Я должен сообщить еще один любопытный факт, который, на мой взгляд, не имеет отношения к рассказанному выше, но за который очень ухватился Симеон, увидев в нем то самое человеческое вмешательство, которое он во что бы то ни стало хотел найти. Во время всех этих событий мы очень тщательно осмотрели развалины, но позже мы как-то проходили мимо досужим, солнечным воскресным полднем, и Симеон от нечего делать бездумно ткнул тростью в старое окно, до самого верха занесенное осыпавшейся землей. Страшно взволнованный, он спрыгнул вниз и позвал меня. Там мы нашли небольшую впадину, — ибо то была скорее впадина, чем комната, — скрытую поросшим плющом развалинами; в углу лежала охапка соломы, словно кто-то приготовил себе ложе для ночлега, на полу валялись хлебные корки.

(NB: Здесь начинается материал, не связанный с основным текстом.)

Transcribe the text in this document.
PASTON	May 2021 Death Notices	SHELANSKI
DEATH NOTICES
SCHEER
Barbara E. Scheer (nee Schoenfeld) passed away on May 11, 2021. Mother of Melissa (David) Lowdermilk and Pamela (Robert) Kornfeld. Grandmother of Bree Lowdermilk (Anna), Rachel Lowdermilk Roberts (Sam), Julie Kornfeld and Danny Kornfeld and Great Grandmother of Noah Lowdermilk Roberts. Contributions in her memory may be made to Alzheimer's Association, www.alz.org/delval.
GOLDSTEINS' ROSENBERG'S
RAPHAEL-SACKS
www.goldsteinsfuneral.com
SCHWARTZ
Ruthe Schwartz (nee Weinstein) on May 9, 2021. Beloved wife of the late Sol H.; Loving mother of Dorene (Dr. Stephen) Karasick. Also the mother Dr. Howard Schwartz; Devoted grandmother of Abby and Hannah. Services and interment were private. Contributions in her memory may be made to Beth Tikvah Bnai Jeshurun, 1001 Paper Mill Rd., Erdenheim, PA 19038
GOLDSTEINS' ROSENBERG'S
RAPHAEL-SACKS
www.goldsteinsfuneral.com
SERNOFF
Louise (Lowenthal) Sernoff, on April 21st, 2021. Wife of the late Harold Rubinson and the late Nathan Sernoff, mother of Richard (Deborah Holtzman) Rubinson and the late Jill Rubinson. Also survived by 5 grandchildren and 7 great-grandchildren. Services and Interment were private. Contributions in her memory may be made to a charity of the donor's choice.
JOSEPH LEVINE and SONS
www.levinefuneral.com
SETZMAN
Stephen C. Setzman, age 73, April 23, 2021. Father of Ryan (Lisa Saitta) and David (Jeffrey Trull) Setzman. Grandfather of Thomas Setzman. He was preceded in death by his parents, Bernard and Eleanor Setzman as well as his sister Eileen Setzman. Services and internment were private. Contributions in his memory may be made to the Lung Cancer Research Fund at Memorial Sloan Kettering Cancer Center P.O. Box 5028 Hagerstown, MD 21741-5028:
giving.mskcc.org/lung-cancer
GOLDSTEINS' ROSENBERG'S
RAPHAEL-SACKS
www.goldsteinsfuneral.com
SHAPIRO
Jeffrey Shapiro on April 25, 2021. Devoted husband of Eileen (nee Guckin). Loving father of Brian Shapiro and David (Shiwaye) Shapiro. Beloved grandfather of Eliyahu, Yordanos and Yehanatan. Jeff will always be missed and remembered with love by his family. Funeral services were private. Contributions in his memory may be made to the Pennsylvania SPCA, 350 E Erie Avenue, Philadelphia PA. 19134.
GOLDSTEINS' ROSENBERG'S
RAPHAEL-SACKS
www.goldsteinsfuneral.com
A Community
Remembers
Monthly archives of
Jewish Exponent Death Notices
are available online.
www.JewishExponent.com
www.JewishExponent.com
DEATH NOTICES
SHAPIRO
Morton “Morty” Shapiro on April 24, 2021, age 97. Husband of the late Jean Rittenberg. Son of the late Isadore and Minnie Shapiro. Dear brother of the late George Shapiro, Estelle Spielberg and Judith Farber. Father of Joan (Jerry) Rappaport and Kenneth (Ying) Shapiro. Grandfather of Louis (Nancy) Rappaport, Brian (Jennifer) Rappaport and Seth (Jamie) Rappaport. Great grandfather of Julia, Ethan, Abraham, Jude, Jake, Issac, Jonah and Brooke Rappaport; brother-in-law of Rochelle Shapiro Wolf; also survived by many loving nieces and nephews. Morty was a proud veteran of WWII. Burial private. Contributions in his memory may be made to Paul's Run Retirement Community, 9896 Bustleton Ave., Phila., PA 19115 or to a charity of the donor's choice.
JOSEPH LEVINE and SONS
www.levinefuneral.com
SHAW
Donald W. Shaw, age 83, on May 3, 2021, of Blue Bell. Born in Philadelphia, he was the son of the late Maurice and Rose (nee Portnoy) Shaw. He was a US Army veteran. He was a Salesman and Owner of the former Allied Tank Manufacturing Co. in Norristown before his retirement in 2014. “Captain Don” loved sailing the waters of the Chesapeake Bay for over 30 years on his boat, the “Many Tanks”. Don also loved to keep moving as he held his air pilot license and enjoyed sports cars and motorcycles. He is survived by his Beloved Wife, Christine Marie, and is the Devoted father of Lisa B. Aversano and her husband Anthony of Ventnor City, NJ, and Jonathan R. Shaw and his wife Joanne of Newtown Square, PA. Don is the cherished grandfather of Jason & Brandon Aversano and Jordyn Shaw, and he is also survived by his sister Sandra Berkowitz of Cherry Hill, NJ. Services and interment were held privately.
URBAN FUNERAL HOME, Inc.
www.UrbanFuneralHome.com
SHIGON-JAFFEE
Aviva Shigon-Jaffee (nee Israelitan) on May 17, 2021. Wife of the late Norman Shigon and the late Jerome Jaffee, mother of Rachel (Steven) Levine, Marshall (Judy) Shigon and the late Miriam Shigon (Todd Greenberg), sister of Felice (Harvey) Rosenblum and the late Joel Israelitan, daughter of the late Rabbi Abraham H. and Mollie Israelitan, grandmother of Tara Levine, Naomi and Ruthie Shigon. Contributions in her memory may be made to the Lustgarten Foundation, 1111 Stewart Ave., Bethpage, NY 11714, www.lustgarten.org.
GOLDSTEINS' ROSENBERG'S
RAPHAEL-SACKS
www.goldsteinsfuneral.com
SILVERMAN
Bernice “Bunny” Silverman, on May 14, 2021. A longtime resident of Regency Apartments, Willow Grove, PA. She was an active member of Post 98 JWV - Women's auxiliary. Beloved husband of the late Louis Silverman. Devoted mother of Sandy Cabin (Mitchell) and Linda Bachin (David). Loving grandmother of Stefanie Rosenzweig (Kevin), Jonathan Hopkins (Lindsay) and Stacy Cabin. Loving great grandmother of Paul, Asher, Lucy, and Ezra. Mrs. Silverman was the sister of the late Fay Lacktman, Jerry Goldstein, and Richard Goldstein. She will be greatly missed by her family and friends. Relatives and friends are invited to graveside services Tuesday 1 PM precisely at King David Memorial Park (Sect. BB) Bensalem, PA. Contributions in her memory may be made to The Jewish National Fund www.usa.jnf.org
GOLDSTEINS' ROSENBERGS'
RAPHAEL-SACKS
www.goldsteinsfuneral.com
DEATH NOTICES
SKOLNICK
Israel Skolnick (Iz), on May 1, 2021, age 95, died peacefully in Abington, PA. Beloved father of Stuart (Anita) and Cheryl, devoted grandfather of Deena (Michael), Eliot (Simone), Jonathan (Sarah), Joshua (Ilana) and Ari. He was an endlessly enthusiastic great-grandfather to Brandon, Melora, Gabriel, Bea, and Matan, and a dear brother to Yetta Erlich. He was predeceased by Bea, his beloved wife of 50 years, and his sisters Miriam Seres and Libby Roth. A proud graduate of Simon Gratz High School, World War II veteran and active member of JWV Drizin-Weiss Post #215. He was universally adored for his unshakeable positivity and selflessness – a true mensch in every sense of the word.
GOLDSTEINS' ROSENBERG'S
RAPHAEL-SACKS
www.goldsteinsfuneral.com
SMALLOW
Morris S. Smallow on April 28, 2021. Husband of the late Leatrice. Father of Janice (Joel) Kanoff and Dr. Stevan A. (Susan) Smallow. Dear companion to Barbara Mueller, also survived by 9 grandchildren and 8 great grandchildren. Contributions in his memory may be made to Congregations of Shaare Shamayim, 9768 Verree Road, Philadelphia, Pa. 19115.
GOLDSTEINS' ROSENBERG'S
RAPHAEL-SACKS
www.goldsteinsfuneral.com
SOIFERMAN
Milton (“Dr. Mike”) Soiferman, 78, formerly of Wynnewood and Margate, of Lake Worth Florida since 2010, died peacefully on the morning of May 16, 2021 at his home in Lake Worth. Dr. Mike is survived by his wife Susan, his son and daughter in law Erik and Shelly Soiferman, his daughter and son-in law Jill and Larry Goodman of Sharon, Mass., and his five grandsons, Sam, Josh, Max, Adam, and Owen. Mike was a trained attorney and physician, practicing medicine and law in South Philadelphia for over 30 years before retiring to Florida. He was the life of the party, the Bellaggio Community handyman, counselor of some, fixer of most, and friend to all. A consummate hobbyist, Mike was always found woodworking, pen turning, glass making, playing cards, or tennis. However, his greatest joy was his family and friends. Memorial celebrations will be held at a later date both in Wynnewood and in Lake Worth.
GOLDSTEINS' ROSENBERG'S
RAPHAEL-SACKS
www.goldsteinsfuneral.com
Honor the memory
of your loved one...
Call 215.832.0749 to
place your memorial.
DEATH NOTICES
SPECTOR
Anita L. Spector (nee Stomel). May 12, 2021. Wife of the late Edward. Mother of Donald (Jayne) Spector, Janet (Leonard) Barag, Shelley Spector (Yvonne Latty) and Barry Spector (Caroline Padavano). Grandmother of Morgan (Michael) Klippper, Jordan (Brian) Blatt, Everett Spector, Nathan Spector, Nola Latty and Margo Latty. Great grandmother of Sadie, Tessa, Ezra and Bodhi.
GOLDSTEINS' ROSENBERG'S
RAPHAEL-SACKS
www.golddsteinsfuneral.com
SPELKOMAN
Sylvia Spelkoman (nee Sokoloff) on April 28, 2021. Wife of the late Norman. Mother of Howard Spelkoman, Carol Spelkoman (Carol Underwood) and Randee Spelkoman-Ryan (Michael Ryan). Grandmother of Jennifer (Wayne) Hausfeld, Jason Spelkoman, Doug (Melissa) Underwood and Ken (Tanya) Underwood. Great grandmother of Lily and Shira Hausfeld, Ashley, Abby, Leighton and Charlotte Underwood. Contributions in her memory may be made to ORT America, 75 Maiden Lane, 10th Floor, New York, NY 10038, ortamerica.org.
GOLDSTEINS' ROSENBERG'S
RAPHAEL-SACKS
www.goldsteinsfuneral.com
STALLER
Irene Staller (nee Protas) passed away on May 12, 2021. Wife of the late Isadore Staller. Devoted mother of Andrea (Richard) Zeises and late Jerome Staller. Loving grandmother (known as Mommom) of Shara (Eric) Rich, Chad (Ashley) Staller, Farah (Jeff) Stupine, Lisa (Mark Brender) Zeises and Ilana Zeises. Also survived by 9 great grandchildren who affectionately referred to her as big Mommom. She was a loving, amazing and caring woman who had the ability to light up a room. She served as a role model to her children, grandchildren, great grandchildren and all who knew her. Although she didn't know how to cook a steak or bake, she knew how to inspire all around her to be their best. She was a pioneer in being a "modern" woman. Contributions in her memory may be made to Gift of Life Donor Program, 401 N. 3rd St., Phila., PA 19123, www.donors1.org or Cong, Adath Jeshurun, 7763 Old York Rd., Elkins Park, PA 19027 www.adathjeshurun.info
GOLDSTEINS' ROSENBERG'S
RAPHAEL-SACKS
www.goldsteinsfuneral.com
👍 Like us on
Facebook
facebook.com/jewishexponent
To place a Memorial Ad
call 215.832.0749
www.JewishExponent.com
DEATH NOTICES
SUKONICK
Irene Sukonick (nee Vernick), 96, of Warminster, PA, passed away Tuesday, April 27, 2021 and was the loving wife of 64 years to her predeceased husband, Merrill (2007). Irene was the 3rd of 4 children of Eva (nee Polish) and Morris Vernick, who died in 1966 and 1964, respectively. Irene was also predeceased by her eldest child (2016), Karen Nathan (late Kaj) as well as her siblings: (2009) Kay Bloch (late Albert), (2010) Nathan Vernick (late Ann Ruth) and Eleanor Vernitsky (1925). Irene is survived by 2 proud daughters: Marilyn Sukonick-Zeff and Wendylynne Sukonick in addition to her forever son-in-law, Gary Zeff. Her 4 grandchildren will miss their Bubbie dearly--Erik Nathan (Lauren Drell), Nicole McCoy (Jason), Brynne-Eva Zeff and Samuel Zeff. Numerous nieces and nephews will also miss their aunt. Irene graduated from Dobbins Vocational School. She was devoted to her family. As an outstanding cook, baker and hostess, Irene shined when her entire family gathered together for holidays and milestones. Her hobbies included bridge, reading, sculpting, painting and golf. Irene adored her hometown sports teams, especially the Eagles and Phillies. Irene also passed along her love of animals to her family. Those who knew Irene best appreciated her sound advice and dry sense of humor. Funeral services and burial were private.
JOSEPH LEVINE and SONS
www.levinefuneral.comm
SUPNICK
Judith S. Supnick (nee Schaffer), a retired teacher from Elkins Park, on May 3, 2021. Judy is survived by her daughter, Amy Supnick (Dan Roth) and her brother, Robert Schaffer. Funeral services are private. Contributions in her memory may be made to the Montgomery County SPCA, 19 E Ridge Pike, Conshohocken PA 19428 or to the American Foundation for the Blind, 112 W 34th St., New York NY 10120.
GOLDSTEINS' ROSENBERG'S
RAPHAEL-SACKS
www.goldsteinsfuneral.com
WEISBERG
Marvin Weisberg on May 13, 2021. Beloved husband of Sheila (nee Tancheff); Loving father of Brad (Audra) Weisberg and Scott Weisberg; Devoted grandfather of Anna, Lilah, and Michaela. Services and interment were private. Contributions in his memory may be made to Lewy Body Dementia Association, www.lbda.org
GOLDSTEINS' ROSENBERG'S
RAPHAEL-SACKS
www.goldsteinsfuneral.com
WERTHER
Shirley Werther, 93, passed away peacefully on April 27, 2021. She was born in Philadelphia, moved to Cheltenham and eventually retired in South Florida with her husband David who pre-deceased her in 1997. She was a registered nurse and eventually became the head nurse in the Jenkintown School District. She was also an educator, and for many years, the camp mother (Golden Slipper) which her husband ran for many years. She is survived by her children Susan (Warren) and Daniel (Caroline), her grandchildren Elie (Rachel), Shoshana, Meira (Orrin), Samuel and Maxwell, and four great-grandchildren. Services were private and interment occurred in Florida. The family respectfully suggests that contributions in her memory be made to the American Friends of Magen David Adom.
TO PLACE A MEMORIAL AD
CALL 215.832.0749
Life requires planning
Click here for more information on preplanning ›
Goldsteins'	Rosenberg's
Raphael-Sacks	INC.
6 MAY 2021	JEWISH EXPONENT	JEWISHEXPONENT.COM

Кто-то тут жил, и совсем недавно, решил Симеон, а что этот незнакомец и был изобретателем тех таинственных звуков, которые мы слышали, в этом его нельзя было разубедить.
— Я же говорил, что это дело рук человеческих, — сказал он, торжествуя.

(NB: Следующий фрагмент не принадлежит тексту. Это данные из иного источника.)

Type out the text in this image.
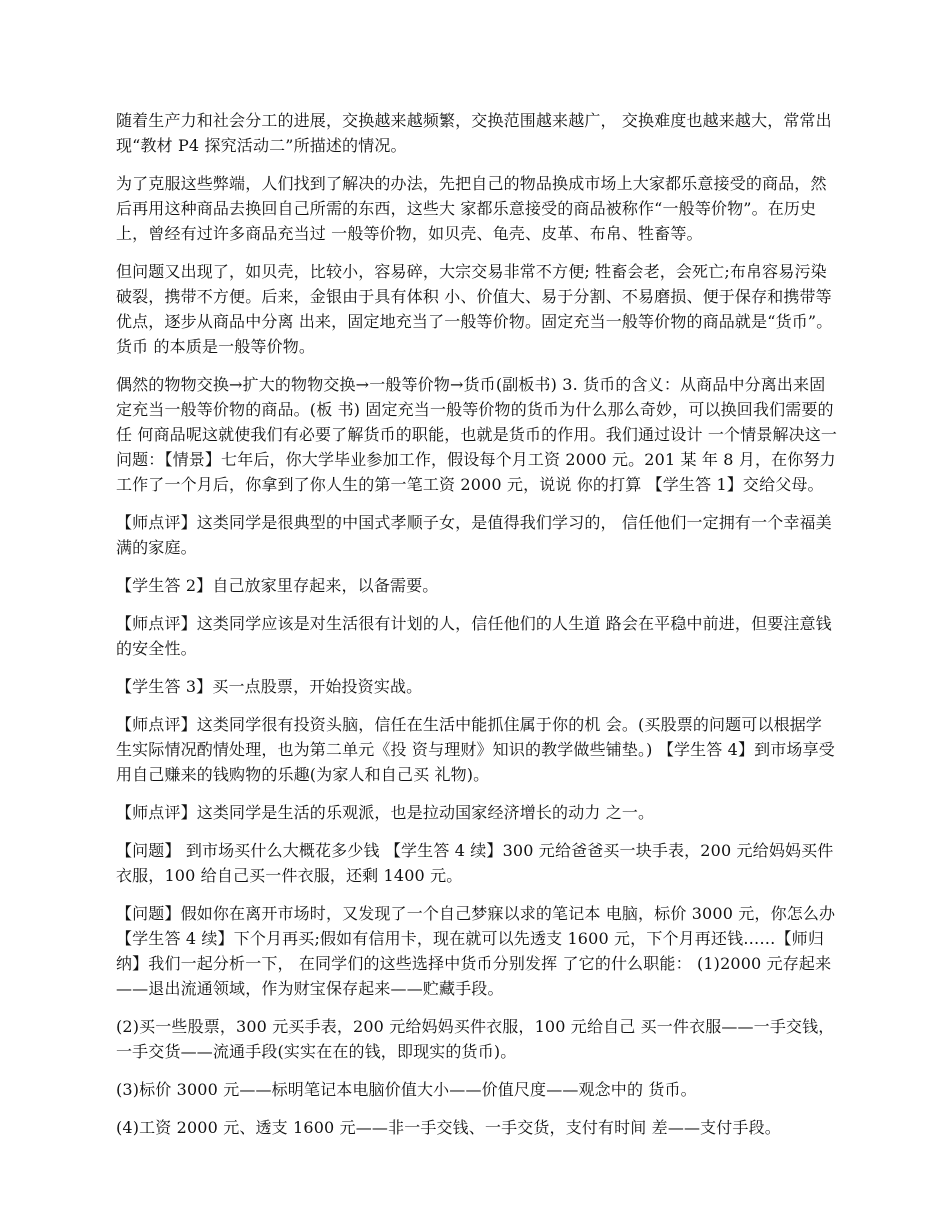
随着生产力和社会分工的进展，交换越来越频繁，交换范围越来越广， 交换难度也越来越大，常常出现“教材 P4 探究活动二”所描述的情况。

为了克服这些弊端，人们找到了解决的办法，先把自己的物品换成市场上大家都乐意接受的商品，然后再用这种商品去换回自己所需的东西，这些大 家都乐意接受的商品被称作“一般等价物”。在历史上，曾经有过许多商品充当过 一般等价物，如贝壳、龟壳、皮革、布帛、牲畜等。

但问题又出现了，如贝壳，比较小，容易碎，大宗交易非常不方便; 牲畜会老，会死亡;布帛容易污染破裂，携带不方便。后来，金银由于具有体积 小、价值大、易于分割、不易磨损、便于保存和携带等优点，逐步从商品中分离 出来，固定地充当了一般等价物。固定充当一般等价物的商品就是“货币”。货币 的本质是一般等价物。

偶然的物物交换→扩大的物物交换→一般等价物→货币(副板书) 3. 货币的含义：从商品中分离出来固定充当一般等价物的商品。(板 书) 固定充当一般等价物的货币为什么那么奇妙，可以换回我们需要的任 何商品呢这就使我们有必要了解货币的职能，也就是货币的作用。我们通过设计 一个情景解决这一问题：【情景】七年后，你大学毕业参加工作，假设每个月工资 2000 元。201 某 年 8 月，在你努力工作了一个月后，你拿到了你人生的第一笔工资 2000 元，说说 你的打算 【学生答 1】交给父母。

【师点评】这类同学是很典型的中国式孝顺子女，是值得我们学习的， 信任他们一定拥有一个幸福美满的家庭。

【学生答 2】自己放家里存起来，以备需要。

【师点评】这类同学应该是对生活很有计划的人，信任他们的人生道 路会在平稳中前进，但要注意钱的安全性。

【学生答 3】买一点股票，开始投资实战。

【师点评】这类同学很有投资头脑，信任在生活中能抓住属于你的机 会。(买股票的问题可以根据学生实际情况酌情处理，也为第二单元《投 资与理财》知识的教学做些铺垫。) 【学生答 4】到市场享受用自己赚来的钱购物的乐趣(为家人和自己买 礼物)。

【师点评】这类同学是生活的乐观派，也是拉动国家经济增长的动力 之一。

【问题】 到市场买什么大概花多少钱 【学生答 4 续】300 元给爸爸买一块手表，200 元给妈妈买件衣服，100 给自己买一件衣服，还剩 1400 元。

【问题】假如你在离开市场时，又发现了一个自己梦寐以求的笔记本 电脑，标价 3000 元，你怎么办 【学生答 4 续】下个月再买;假如有信用卡，现在就可以先透支 1600 元，下个月再还钱……【师归纳】我们一起分析一下， 在同学们的这些选择中货币分别发挥 了它的什么职能： (1)2000 元存起来——退出流通领域，作为财宝保存起来——贮藏手段。

(2)买一些股票，300 元买手表，200 元给妈妈买件衣服，100 元给自己 买一件衣服——一手交钱，一手交货——流通手段(实实在在的钱，即现实的货币)。

(3)标价 3000 元——标明笔记本电脑价值大小——价值尺度——观念中的 货币。

(4)工资 2000 元、透支 1600 元——非一手交钱、一手交货，支付有时间 差——支付手段。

Должно быть, он забыл, как мы стояли в ярком кругу света, все окружающее пространство вибрировало от голоса какого-то невидимого существа, которое умело говорить, плакать, страдать. Но с такими людьми бесполезно спорить. Столь зыбкой почвы ему было достаточно, чтобы снова напуститься на меня:
— Я был сбит с толку, не мог ничего понять, но всегда знал, что за всем этим скрывается человек. И вот вам, пожалуйста! Ну и продувная бестия! — приговаривал он.